Le gouvernement ivoirien dissout la Commission électorale indépendante sans remplaçant
La Côte d’Ivoire dissout la Commission électorale indépendante, l’exécutif promet un nouveau mécanisme
Côte d’Ivoire : la CEI dissoute le 7 mai 2026. Le gouvernement annonce la création d’un nouveau mécanisme de gestion des élections sans en préciser la forme.
Le gouvernement ivoirien a annoncé, le 7 mai 2026, la dissolution de la Commission électorale indépendante (CEI), institution chargée depuis 2001 de l’organisation et du contrôle des scrutins nationaux. La décision, prise en conseil des ministres et présentée par le ministre de la Communication Amadou Coulibaly, vise selon l’exécutif à restaurer la confiance dans le processus électoral, mais elle laisse en suspens la question de l’organe qui prendra le relais et des modalités pratiques de la transition.
Décision annoncée lors du conseil des ministres
La dissolution a été formalisée à l’issue d’une réunion du gouvernement. Le ministre de la Communication a expliqué que la mesure répondait aux “réserves exprimées à l’égard” de la CEI et aux critiques persistantes sur sa neutralité. Le communiqué gouvernemental précise que un nouveau dispositif de gestion des élections sera élaboré et adopté, sans détailler pour l’instant sa nature juridique ni le calendrier de mise en place.
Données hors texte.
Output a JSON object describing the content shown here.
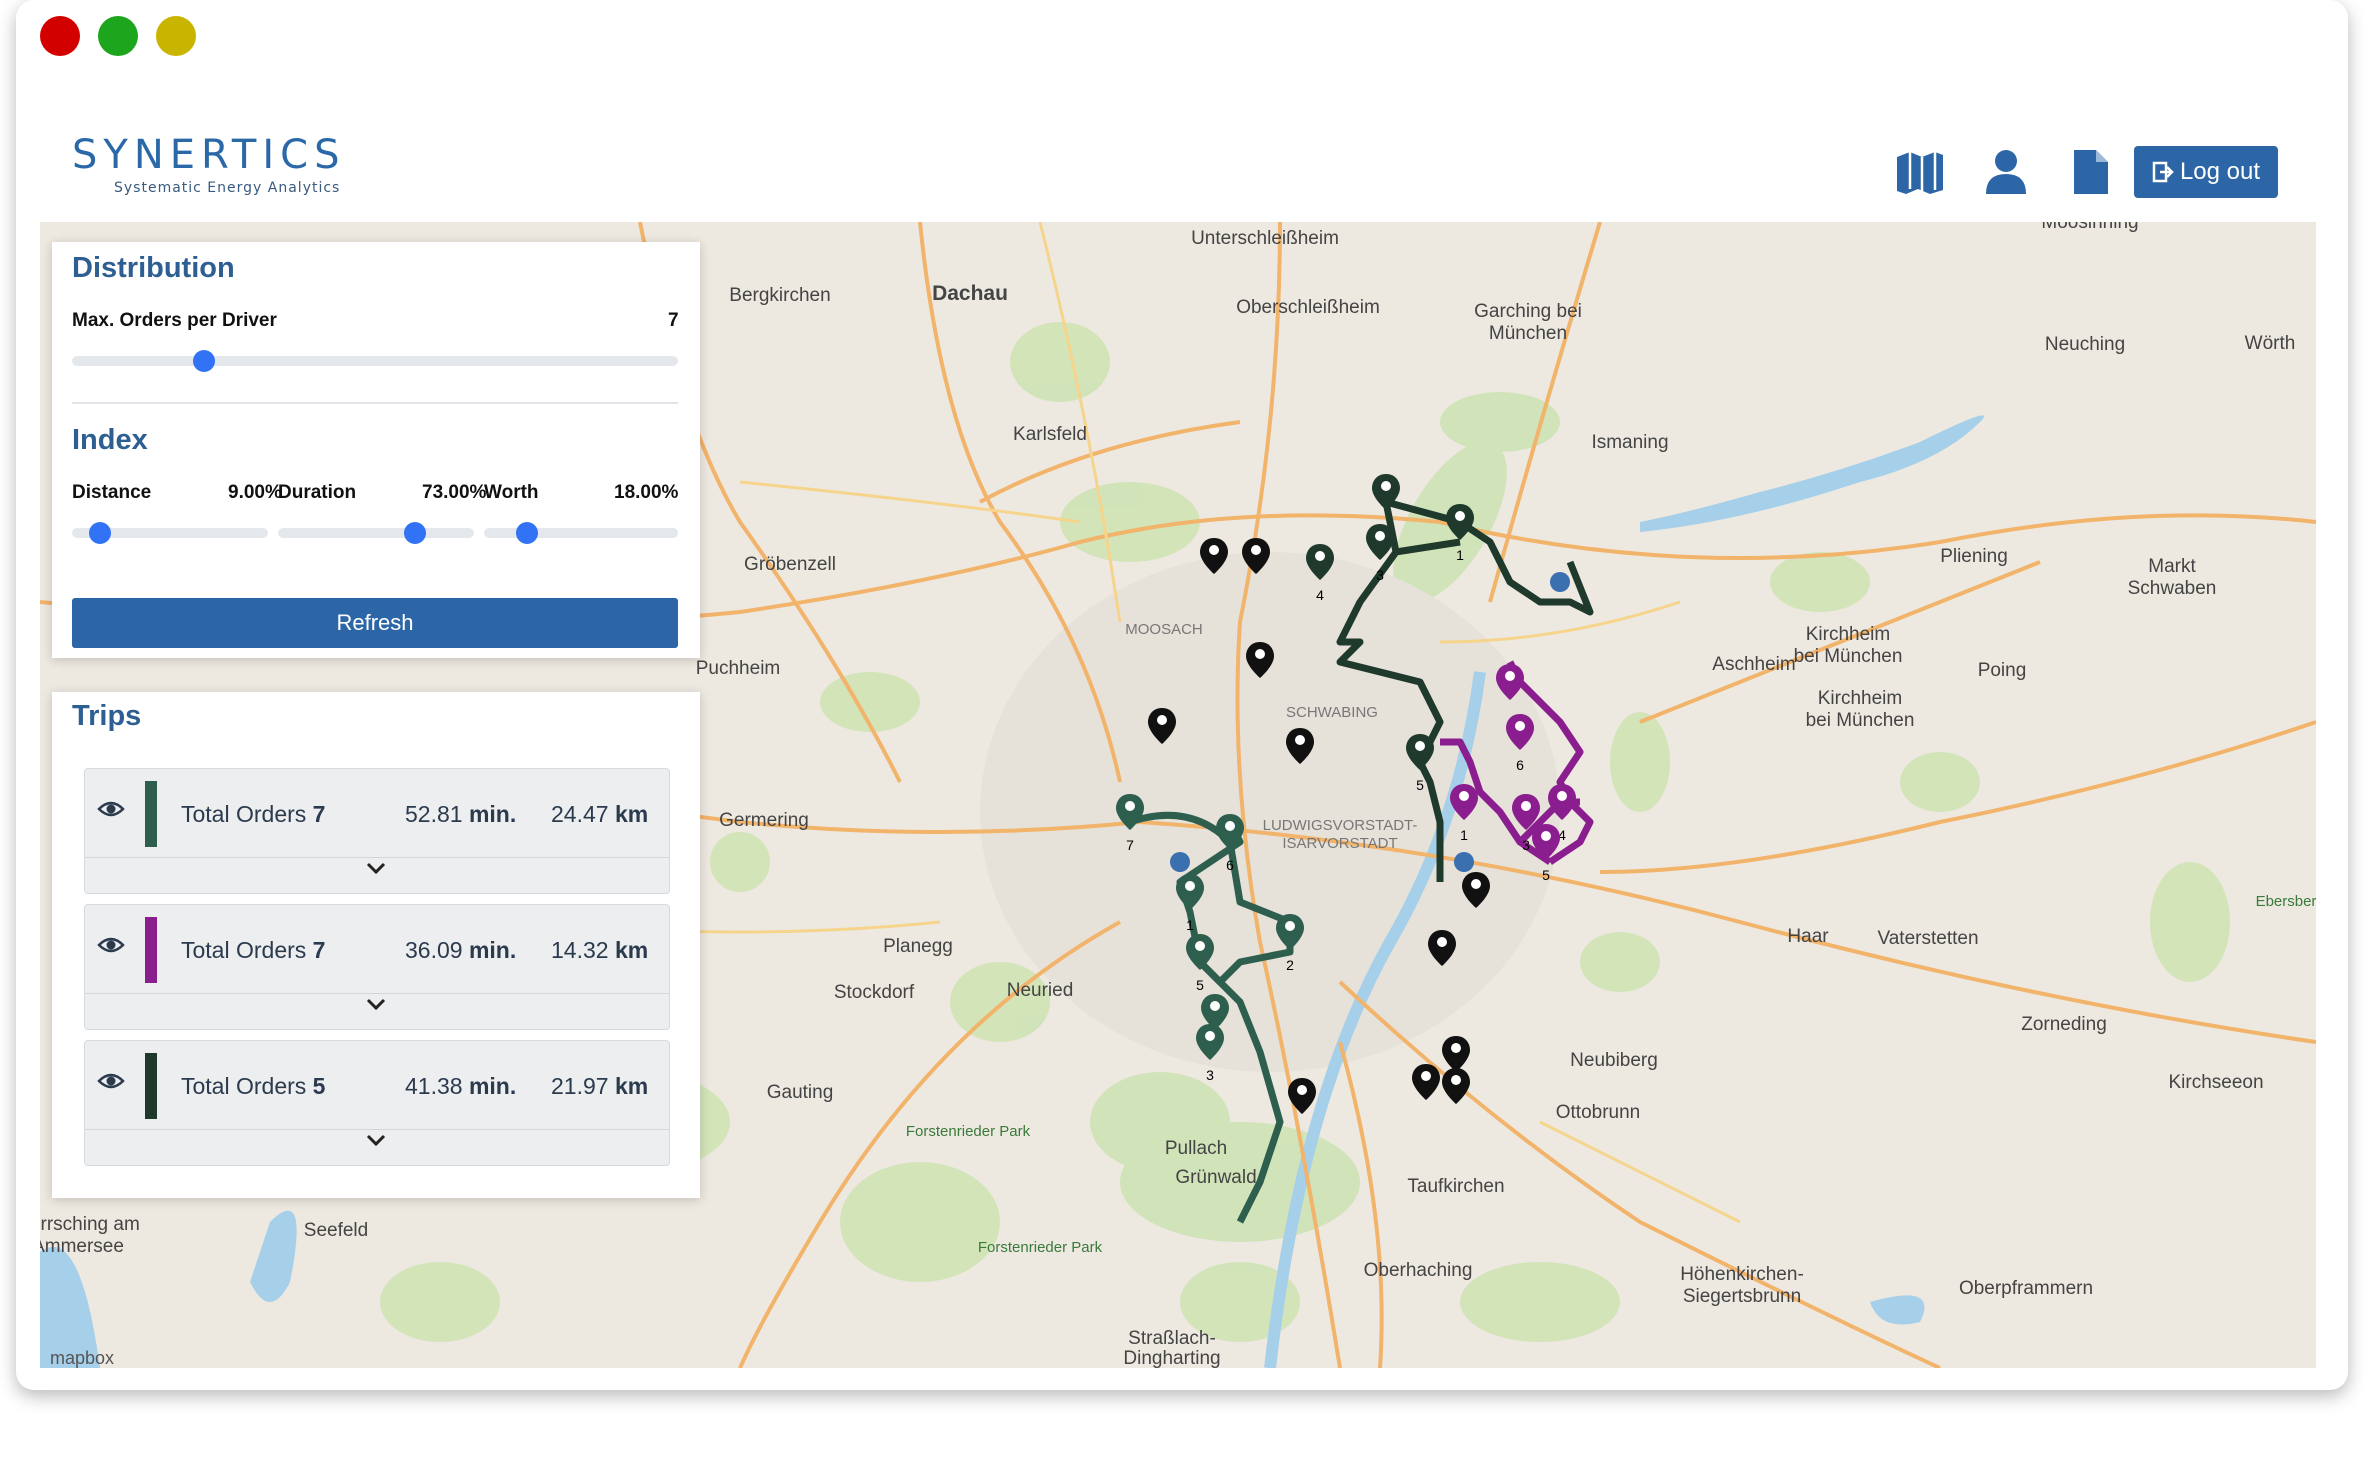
{
  "brand": {
    "name": "SYNERTICS",
    "tagline": "Systematic Energy Analytics"
  },
  "window_controls": {
    "close_color": "#d30000",
    "minimize_color": "#1da51d",
    "maximize_color": "#c9b400"
  },
  "header": {
    "icons": [
      "map-icon",
      "user-icon",
      "document-icon"
    ],
    "logout_label": "Log out"
  },
  "distribution": {
    "title": "Distribution",
    "max_orders_label": "Max. Orders per Driver",
    "max_orders_value": "7",
    "max_orders_slider_fraction": 0.22
  },
  "index": {
    "title": "Index",
    "distance_label": "Distance",
    "distance_value": "9.00%",
    "duration_label": "Duration",
    "duration_value": "73.00%",
    "worth_label": "Worth",
    "worth_value": "18.00%",
    "refresh_label": "Refresh"
  },
  "trips": {
    "title": "Trips",
    "items": [
      {
        "prefix": "Total Orders",
        "orders": "7",
        "minutes": "52.81",
        "min_unit": "min.",
        "km": "24.47",
        "km_unit": "km",
        "color": "#2e5f4e"
      },
      {
        "prefix": "Total Orders",
        "orders": "7",
        "minutes": "36.09",
        "min_unit": "min.",
        "km": "14.32",
        "km_unit": "km",
        "color": "#8b1e8e"
      },
      {
        "prefix": "Total Orders",
        "orders": "5",
        "minutes": "41.38",
        "min_unit": "min.",
        "km": "21.97",
        "km_unit": "km",
        "color": "#1f3a2c"
      }
    ]
  },
  "map": {
    "attribution": "mapbox",
    "places": [
      "Unterschleißheim",
      "Dachau",
      "Bergkirchen",
      "Oberschleißheim",
      "Garching bei München",
      "Neuching",
      "Wörth",
      "Karlsfeld",
      "Ismaning",
      "Gröbenzell",
      "Puchheim",
      "Moosach",
      "Schwabing",
      "Pliening",
      "Markt Schwaben",
      "Kirchheim bei München",
      "Aschheim",
      "Poing",
      "Germering",
      "Ludwigsvorstadt-Isarvorstadt",
      "Planegg",
      "Stockdorf",
      "Neuried",
      "Haar",
      "Vaterstetten",
      "Zorneding",
      "Gauting",
      "Forstenrieder Park",
      "Pullach",
      "Grünwald",
      "Neubiberg",
      "Ottobrunn",
      "Taufkirchen",
      "Kirchseeon",
      "Herrsching am Ammersee",
      "Seefeld",
      "Oberhaching",
      "Höhenkirchen-Siegertsbrunn",
      "Oberpframmern",
      "Straßlach-Dingharting",
      "Ebersber",
      "Moosinning"
    ],
    "route_colors": {
      "trip1": "#2e5f4e",
      "trip2": "#8b1e8e",
      "trip3": "#1f3a2c",
      "depot": "#3a6fb0"
    }
  }
}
Aucune nomination d’un organe remplaçant pour l’instant
Le gouvernement n’a pas désigné d’agence ou de structure intérimaire chargée d’organiser les prochaines opérations électorales. Amadou Coulibaly a indiqué que la conception et l’implémentation du nouveau mécanisme seraient discutées au sein des instances gouvernementales compétentes. Cette absence de précision soulève des interrogations pratiques sur la conduite des prochaines échéances électorales, notamment en matière d’inscription des électeurs, de mise à jour des listes et de calendrier des scrutins.
Accusations récurrentes de partialité par l’opposition
Depuis plusieurs années, les principaux partis d’opposition reprochent à la CEI un manque d’indépendance, accusant certains de ses membres d’être proches de la coalition au pouvoir. Ces critiques ont été au cœur des tensions politiques ivoiriennes et ont alimenté des contestations après des scrutins majeurs. Les autorités avaient jusque-là rejeté ces accusations, affirmant que la commission appliquait strictement le code électoral. La dissolution intervient dans un climat politique encore marqué par des divisions profondes entre pouvoir et opposition.
Rôle historique de la CEI et antécédents de crise
Créée en 2001, la CEI a supervisé l’ensemble des élections organisées depuis la fin du régime militaire en 2000. Elle a joué un rôle central dans la gestion administrative des scrutins, de l’établissement des listes électorales à la proclamation des résultats. Malgré cela, elle a fréquemment été au centre de crises post-électorales, la plus grave restant l’élection présidentielle de 2010 dont le dénouement contesté avait déclenché des mois de violences meurtrières. Ces antécédents expliquent en partie la défiance exprimée aujourd’hui par une large partie de l’opposition et de la société civile.
Impact de la présidentielle d’octobre et réactions nationales
L’élection présidentielle d’octobre dernier, qui a vu le président Alassane Ouattara obtenir un quatrième mandat avec un score largement majoritaire, a intensifié les débats sur l’inclusivité du processus. Plusieurs figures politiques d’opposition avaient été empêchées de se présenter, donnant lieu à des critiques sur la transparence et la compétitivité du scrutin. Ces événements ont accru les appels à une réforme profonde du système électoral, appel entendu aujourd’hui par l’exécutif à travers la décision de dissoudre la CEI.
Conséquences institutionnelles et risques pour la stabilité
La suppression de la CEI ouvre une période d’incertitude institutionnelle. Les autorités devront définir rapidement un cadre légal et opérationnel pour garantir la continuité des opérations électorales. Sans calendrier clair ni garanties de représentation pour toutes les forces politiques, il existe un risque de nouvelles tensions. Les observateurs anticipent des demandes accrues pour la mise en place d’un organe perçu comme plus impartial, la définition de critères transparents de nomination de ses membres et la participation des acteurs nationaux et, éventuellement, d’observateurs internationaux.
La décision gouvernementale marque une rupture nette avec l’architecture électorale en place depuis plus de deux décennies. Pour que la réforme produise un effet apaisant durable, le prochain processus de définition du dispositif doit associer l’opposition, la société civile et les institutions judiciaires afin de garantir des règles claires et acceptées par la majorité des acteurs politiques. La rapidité et la transparence des étapes à venir seront déterminantes pour éviter que l’annonce de la dissolution ne creuse de nouvelles divisions.